Patients treated with bevacizumab and oxaliplatin live, on average, almost twice as long.
(Patients with less severe cases of colorectal cancer probably live longer but the researchers were cautious and assumed that the QALY gain was the same as that for the stage 4 cancers.)
There are more assumptions and math involved in their quality-adjusted cost of care calculations, but here is bottom line from the researchers:
The average treatment cost increased sharply between 1998 and 2005, but the quality-adjusted cost of care remained largely flat because of roughly offsetting gains in health. To be precise, health care costs increased by $34,493 as a result of the new products. However, health improved by 0.33115 QALYs, valued at $33,115 per person. Thus, the quality-adjusted cost of care increased by only $1,377 during this time period. In this case, society got roughly what it paid for
The last sentence is worth repeating: we got what we paid for.
Lakdawalla performed a similar set of calculations of multiple myeloma. The annual cost of drugs to treat the blood marrow cancer increased from about $36,000 in 2004 to more than $109,000 in 2009. But crank up the quality-adjusted cost of care calculator, and that tripling seems like a good deal. Here’s Lakdawalla’s summary:
Although cost increased, the quality-adjusted cost of care for patients with multiple myeloma fell by $67,863 per patient between 2004 and 2009 because of offsetting health gains valued at $140,800 for all patients with multiple myeloma.
An important caveat: The gains were mainly among patients who received new therapies as second-line treatments. For those receiving only established first-line therapies, the quality-adjusted cost of care increased by $49,000 per patient because the price of thalidomide went up.

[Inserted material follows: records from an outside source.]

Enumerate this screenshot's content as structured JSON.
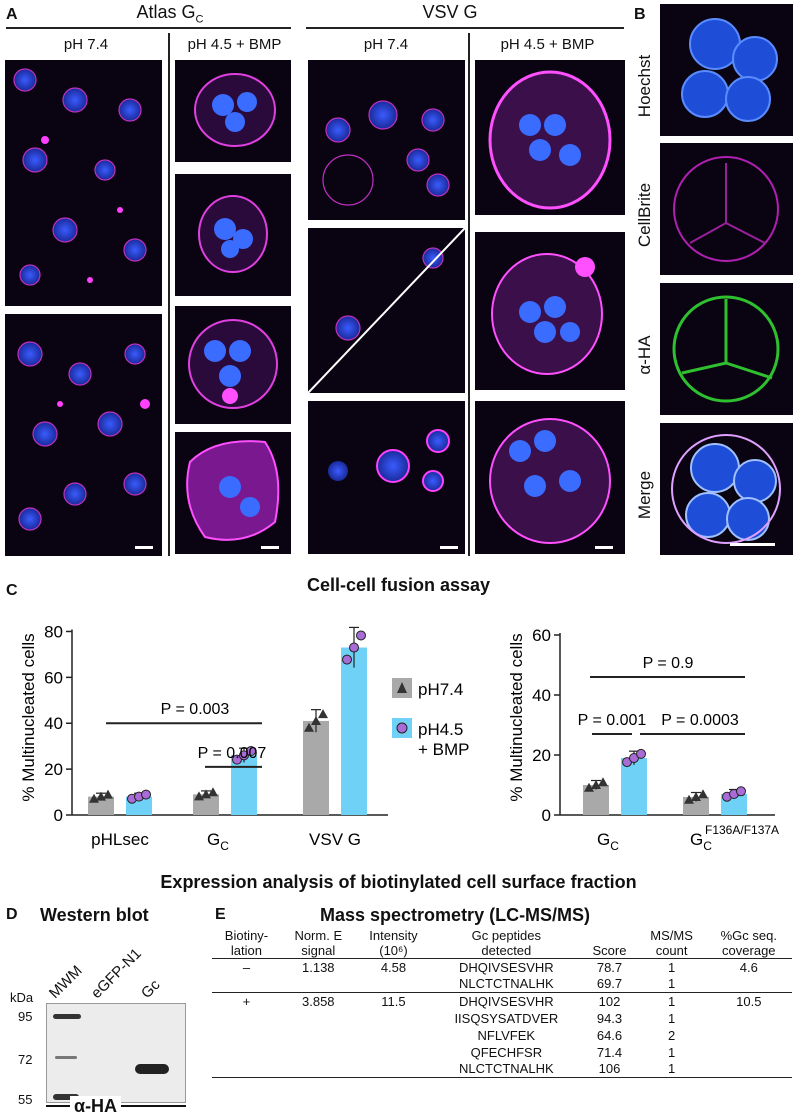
{
  "panelA": {
    "label": "A",
    "atlas": "Atlas G",
    "atlas_sub": "C",
    "vsv": "VSV G",
    "ph74": "pH 7.4",
    "ph45": "pH 4.5 + BMP"
  },
  "panelB": {
    "label": "B",
    "rows": [
      "Hoechst",
      "CellBrite",
      "α-HA",
      "Merge"
    ]
  },
  "panelC": {
    "label": "C",
    "title": "Cell-cell fusion assay",
    "ylabel": "% Multinucleated cells",
    "legend": [
      "pH7.4",
      "pH4.5",
      "+ BMP"
    ],
    "left_x": [
      "pHLsec",
      "G",
      "VSV G"
    ],
    "left_x_sub": "C",
    "left_p": [
      "P = 0.003",
      "P = 0.007"
    ],
    "right_x": [
      "G",
      "G"
    ],
    "right_x_sub": "C",
    "right_x_sup": "F136A/F137A",
    "right_p": [
      "P = 0.9",
      "P = 0.001",
      "P = 0.0003"
    ],
    "p_italic": "P",
    "left_yticks": [
      "0",
      "20",
      "40",
      "60",
      "80"
    ],
    "right_yticks": [
      "0",
      "20",
      "40",
      "60"
    ]
  },
  "chart_data": [
    {
      "type": "bar",
      "title": "Cell-cell fusion assay",
      "ylabel": "% Multinucleated cells",
      "ylim": [
        0,
        85
      ],
      "categories": [
        "pHLsec",
        "GC",
        "VSV G"
      ],
      "series": [
        {
          "name": "pH7.4",
          "values": [
            8,
            9,
            41
          ]
        },
        {
          "name": "pH4.5 + BMP",
          "values": [
            8,
            26,
            73
          ]
        }
      ]
    },
    {
      "type": "bar",
      "ylabel": "% Multinucleated cells",
      "ylim": [
        0,
        65
      ],
      "categories": [
        "GC",
        "GC F136A/F137A"
      ],
      "series": [
        {
          "name": "pH7.4",
          "values": [
            10,
            6
          ]
        },
        {
          "name": "pH4.5 + BMP",
          "values": [
            19,
            7
          ]
        }
      ]
    }
  ],
  "expr_title": "Expression analysis of biotinylated cell surface fraction",
  "panelD": {
    "label": "D",
    "title": "Western blot",
    "kda": "kDa",
    "markers": [
      "95",
      "72",
      "55"
    ],
    "lanes": [
      "MWM",
      "eGFP-N1",
      "Gc"
    ],
    "footer": "α-HA"
  },
  "panelE": {
    "label": "E",
    "title": "Mass spectrometry (LC-MS/MS)",
    "headers": [
      [
        "Biotiny-",
        "lation"
      ],
      [
        "Norm. E",
        "signal"
      ],
      [
        "Intensity",
        "(10⁶)"
      ],
      [
        "Gc peptides",
        "detected"
      ],
      [
        "",
        "Score"
      ],
      [
        "MS/MS",
        "count"
      ],
      [
        "%Gc seq.",
        "coverage"
      ]
    ],
    "rows": [
      [
        "–",
        "1.138",
        "4.58",
        "DHQIVSESVHR",
        "78.7",
        "1",
        "4.6"
      ],
      [
        "",
        "",
        "",
        "NLCTCTNALHK",
        "69.7",
        "1",
        ""
      ],
      [
        "+",
        "3.858",
        "11.5",
        "DHQIVSESVHR",
        "102",
        "1",
        "10.5"
      ],
      [
        "",
        "",
        "",
        "IISQSYSATDVER",
        "94.3",
        "1",
        ""
      ],
      [
        "",
        "",
        "",
        "NFLVFEK",
        "64.6",
        "2",
        ""
      ],
      [
        "",
        "",
        "",
        "QFECHFSR",
        "71.4",
        "1",
        ""
      ],
      [
        "",
        "",
        "",
        "NLCTCTNALHK",
        "106",
        "1",
        ""
      ]
    ]
  }
}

Still, how do we pay for it?
There is a lot of talk these days about value-based care and payment. It seems to me that Lakdawalla’s research grounds that chatter in some numbers, even if those numbers are built on several assumptions. Certainly these kinds of calculations will help payers compare treatments.
Some tiny sliver of the public may even find them helpful as the way American health care is paid for and delivered changes.
Still, the big questions remain. How are we, as a society, going to pay these oncology bills? If they are paid, who exactly is going to foot the bill? And are pharmaceutical and biotech companies making the price of the progress they are providing us far too dear?